Naukowcy postanowili skupić się na genach mikroRNA ze względu na ich prostą strukturę: geny są bardzo krótkie – zaledwie kilkadziesiąt zasad – i aby prawidłowo funkcjonować, muszą złożyć się w strukturę typu spinki do włosów.
Główną ideą było modelowanie historii genów przy użyciu niestandardowego algorytmu komputerowego. Według badaczki ze stopniem doktora Helle Monteinen umożliwia to jak dotąd najściślejsze zbadanie pochodzenia genów.
„Znane są kompletne genomy kilkudziesięciu naczelnych i ssaków. Porównanie ich genomów ujawnia Klasyfikować Posiadają palindromową parę mikroRNA, której im brakuje. „Dzięki szczegółowemu modelowaniu historii możemy zobaczyć, że w wyniku pojedynczych mutacji powstają kompletne homologi” – mówi Montinen.

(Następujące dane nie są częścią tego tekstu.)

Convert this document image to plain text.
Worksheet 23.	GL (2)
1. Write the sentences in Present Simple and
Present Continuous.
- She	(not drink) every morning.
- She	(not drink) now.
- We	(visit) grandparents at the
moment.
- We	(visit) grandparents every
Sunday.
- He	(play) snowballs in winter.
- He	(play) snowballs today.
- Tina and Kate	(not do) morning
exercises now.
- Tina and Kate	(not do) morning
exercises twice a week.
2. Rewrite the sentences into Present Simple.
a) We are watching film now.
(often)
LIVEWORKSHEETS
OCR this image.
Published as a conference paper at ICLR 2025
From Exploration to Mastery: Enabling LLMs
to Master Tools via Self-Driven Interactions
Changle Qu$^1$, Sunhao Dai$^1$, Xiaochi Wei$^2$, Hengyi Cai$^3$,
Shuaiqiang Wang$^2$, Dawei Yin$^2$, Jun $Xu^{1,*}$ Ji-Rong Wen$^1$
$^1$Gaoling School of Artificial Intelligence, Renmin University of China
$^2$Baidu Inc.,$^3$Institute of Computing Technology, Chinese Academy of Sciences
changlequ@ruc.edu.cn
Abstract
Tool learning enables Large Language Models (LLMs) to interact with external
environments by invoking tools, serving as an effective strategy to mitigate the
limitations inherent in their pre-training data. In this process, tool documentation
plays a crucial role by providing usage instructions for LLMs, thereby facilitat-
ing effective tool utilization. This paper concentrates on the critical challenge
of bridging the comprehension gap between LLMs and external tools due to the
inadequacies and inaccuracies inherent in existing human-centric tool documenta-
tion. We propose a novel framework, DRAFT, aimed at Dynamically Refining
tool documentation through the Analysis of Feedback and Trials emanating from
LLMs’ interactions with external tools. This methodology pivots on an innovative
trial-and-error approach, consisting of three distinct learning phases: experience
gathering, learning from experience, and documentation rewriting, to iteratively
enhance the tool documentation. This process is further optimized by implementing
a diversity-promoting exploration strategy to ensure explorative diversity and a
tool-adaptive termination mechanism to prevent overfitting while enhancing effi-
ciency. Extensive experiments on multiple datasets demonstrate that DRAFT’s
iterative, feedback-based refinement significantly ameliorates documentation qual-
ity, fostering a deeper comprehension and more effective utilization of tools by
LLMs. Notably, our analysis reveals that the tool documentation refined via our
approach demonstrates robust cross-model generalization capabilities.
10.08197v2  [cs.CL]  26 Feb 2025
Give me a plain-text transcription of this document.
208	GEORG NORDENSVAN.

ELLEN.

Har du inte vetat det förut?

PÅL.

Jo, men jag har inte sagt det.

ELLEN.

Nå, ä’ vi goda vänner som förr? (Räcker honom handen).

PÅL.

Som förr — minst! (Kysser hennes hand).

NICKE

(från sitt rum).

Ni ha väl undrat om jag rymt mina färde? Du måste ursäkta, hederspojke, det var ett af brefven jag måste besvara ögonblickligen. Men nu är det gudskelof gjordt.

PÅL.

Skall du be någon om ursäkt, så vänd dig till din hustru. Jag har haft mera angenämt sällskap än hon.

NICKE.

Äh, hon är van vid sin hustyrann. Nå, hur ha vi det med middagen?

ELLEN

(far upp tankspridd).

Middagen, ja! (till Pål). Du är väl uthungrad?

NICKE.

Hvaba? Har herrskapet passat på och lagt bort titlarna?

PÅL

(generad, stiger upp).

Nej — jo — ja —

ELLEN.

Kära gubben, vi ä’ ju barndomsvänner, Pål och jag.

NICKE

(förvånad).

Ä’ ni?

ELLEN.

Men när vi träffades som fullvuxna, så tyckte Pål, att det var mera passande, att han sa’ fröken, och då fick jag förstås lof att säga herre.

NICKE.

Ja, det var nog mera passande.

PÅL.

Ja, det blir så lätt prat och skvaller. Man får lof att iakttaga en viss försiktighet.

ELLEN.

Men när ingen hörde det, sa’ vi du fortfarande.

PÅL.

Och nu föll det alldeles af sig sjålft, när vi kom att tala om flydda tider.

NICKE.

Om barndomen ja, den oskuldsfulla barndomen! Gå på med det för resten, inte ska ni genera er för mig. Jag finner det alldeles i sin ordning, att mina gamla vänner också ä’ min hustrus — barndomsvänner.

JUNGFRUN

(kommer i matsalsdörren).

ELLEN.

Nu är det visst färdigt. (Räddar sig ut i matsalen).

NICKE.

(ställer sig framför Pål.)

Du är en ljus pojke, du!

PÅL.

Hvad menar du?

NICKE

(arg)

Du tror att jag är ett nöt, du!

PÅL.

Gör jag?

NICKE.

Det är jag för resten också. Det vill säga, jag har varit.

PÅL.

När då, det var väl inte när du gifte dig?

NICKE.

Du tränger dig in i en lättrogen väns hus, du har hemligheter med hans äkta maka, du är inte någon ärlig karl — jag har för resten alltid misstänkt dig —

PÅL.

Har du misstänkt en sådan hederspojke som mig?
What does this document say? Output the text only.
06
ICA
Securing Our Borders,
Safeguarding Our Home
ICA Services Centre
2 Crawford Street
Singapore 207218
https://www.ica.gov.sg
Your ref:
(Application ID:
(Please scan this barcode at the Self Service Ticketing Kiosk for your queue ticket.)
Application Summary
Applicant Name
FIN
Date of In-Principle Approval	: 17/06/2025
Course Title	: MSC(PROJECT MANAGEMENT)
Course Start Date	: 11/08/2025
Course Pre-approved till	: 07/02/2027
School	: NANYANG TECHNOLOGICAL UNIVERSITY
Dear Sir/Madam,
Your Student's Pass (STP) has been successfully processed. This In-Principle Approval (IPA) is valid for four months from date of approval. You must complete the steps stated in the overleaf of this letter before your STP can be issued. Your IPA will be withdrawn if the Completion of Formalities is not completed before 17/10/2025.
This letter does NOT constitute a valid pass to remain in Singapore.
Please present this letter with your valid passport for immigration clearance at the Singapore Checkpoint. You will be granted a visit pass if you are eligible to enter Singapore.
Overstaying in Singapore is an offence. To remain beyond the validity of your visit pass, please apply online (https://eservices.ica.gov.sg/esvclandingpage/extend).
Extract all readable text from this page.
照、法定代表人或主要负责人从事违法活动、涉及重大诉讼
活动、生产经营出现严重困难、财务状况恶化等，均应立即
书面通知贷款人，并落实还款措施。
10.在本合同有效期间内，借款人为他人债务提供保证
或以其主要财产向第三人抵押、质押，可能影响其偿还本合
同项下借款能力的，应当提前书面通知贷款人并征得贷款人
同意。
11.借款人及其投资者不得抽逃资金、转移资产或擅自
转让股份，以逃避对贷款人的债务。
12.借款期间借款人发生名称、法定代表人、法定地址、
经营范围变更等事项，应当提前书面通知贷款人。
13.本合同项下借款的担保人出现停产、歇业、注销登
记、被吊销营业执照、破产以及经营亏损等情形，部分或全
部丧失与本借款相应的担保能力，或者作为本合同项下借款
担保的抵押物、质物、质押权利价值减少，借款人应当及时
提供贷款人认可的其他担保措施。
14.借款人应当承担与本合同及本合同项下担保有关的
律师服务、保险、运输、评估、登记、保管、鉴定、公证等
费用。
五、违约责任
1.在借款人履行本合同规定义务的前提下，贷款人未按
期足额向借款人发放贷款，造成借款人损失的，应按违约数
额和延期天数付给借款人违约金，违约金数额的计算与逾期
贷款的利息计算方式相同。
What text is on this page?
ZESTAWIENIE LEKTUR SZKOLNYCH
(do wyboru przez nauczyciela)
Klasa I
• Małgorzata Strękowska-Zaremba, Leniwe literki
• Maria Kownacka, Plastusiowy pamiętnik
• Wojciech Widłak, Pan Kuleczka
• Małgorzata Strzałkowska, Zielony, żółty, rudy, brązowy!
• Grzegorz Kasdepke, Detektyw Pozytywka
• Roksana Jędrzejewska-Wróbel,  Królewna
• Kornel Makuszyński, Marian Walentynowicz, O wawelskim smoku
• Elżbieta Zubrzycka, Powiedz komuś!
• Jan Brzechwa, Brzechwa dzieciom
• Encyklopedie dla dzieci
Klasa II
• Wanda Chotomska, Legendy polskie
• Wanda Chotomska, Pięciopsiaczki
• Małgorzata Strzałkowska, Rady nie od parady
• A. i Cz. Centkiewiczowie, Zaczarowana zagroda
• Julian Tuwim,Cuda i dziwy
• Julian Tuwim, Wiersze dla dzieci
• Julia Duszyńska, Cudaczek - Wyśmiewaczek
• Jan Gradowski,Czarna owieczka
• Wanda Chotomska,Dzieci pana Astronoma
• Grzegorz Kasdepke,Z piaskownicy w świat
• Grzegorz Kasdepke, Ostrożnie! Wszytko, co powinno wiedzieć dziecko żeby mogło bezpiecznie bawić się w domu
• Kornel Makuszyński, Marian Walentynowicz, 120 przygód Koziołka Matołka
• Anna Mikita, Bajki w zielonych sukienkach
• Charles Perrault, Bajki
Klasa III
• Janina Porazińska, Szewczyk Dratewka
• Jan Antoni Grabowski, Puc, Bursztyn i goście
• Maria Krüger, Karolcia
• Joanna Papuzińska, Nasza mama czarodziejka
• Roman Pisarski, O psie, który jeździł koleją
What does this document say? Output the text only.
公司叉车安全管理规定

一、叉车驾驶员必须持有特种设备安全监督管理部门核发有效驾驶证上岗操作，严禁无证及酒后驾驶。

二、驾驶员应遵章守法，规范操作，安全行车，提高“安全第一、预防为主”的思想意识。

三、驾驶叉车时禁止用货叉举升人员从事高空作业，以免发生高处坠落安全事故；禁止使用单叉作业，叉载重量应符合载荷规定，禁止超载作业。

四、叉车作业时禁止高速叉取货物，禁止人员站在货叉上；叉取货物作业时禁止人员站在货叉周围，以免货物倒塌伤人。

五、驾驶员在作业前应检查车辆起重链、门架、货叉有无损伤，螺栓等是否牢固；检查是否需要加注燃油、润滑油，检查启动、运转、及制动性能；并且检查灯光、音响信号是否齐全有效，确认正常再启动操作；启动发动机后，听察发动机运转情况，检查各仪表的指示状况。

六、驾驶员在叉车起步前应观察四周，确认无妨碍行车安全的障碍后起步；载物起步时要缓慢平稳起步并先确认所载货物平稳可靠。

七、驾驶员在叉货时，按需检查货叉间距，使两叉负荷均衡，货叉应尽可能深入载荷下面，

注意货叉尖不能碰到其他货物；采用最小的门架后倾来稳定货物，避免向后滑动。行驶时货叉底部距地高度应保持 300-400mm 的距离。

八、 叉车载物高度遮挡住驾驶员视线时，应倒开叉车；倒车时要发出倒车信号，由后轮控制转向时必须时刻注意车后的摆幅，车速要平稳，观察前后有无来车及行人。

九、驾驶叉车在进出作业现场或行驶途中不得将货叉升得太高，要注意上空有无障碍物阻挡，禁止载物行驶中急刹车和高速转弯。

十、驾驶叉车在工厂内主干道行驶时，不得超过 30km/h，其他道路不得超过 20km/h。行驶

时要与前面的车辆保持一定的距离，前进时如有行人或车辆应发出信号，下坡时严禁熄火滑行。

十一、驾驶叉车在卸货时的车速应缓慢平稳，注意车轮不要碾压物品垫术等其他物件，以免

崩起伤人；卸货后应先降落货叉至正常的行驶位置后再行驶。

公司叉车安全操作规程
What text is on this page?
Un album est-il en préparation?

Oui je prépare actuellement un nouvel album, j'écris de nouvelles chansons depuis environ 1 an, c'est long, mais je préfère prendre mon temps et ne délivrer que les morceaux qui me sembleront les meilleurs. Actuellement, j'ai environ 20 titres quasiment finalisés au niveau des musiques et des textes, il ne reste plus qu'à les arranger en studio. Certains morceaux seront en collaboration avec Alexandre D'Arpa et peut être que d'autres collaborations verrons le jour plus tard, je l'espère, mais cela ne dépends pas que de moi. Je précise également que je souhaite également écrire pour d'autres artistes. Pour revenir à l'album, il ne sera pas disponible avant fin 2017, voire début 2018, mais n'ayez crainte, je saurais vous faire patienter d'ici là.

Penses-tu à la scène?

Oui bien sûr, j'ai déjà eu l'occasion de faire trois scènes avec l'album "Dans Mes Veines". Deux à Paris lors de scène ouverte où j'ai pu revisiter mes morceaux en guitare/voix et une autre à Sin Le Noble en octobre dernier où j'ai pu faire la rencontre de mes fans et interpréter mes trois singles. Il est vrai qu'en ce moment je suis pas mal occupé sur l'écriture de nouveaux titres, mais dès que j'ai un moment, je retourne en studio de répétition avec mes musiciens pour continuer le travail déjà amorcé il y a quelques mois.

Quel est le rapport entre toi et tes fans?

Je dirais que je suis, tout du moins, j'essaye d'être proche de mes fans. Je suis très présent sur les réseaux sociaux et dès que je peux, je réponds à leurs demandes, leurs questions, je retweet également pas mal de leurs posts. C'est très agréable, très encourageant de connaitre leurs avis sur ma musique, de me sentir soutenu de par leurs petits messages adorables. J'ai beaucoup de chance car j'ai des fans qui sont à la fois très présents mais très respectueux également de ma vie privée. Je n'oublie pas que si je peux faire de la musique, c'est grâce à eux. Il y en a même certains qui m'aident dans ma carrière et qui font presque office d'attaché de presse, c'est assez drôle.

Podstawową ideą było modelowanie historii genów przy użyciu informacji od pokrewnych gatunków. Modelowanie wykazało, że homologi genów mikroRNA powstają w wyniku pojedynczych mutacji. Źródło: Ari Löytynoja
Archeologia i kosmopolityzm
Koncentrując się na ludziach i innych naczelnych, naukowcy z Helsinek wykazali, że nowo odkryty mechanizm może wyjaśnić co najmniej jedną czwartą nowych genów mikroRNA. Ponieważ podobne przypadki znaleziono w innych liniach ewolucyjnych, mechanizm pochodzenia wydaje się uniwersalny.
W zasadzie pojawienie się genów mikroRNA jest tak łatwe, że nowe geny mogą mieć wpływ na zdrowie człowieka. Helle Montinen widzi wagę pracy na szerszą skalę, na przykład w zakresie zrozumienia podstawowych zasad życia biologicznego.
„Pojawienie się nowych genów z niczego zadziwiło badaczy. Mamy teraz elegancki model ewolucji genów RNA.”
Chociaż odkrycia opierają się na małych genach regulatorowych, naukowcy uważają, że można je uogólnić na inne geny i cząsteczki RNA. Na przykład, wykorzystując surowce generowane przez nowo odkryty mechanizm, dobór naturalny może stworzyć bardziej złożone struktury i funkcje RNA.
Badanie zostało opublikowane w Z ludźmi.
Odniesienie: „Generacja de novo miRNA z przełączania szablonów podczas replikacji DNA”, Heli AM Mönttinen, Mikko J. Frilander i Ari Löytynoja, 29 listopada 2023 r., Postępowanie Narodowej Akademii Nauk.
doi: 10.1073/pnas.2310752120
„Amatorski przedsiębiorca. Profesjonalny ekspert od internetu. Człowiek zombie. Nieuleczalny badacz popkultury”.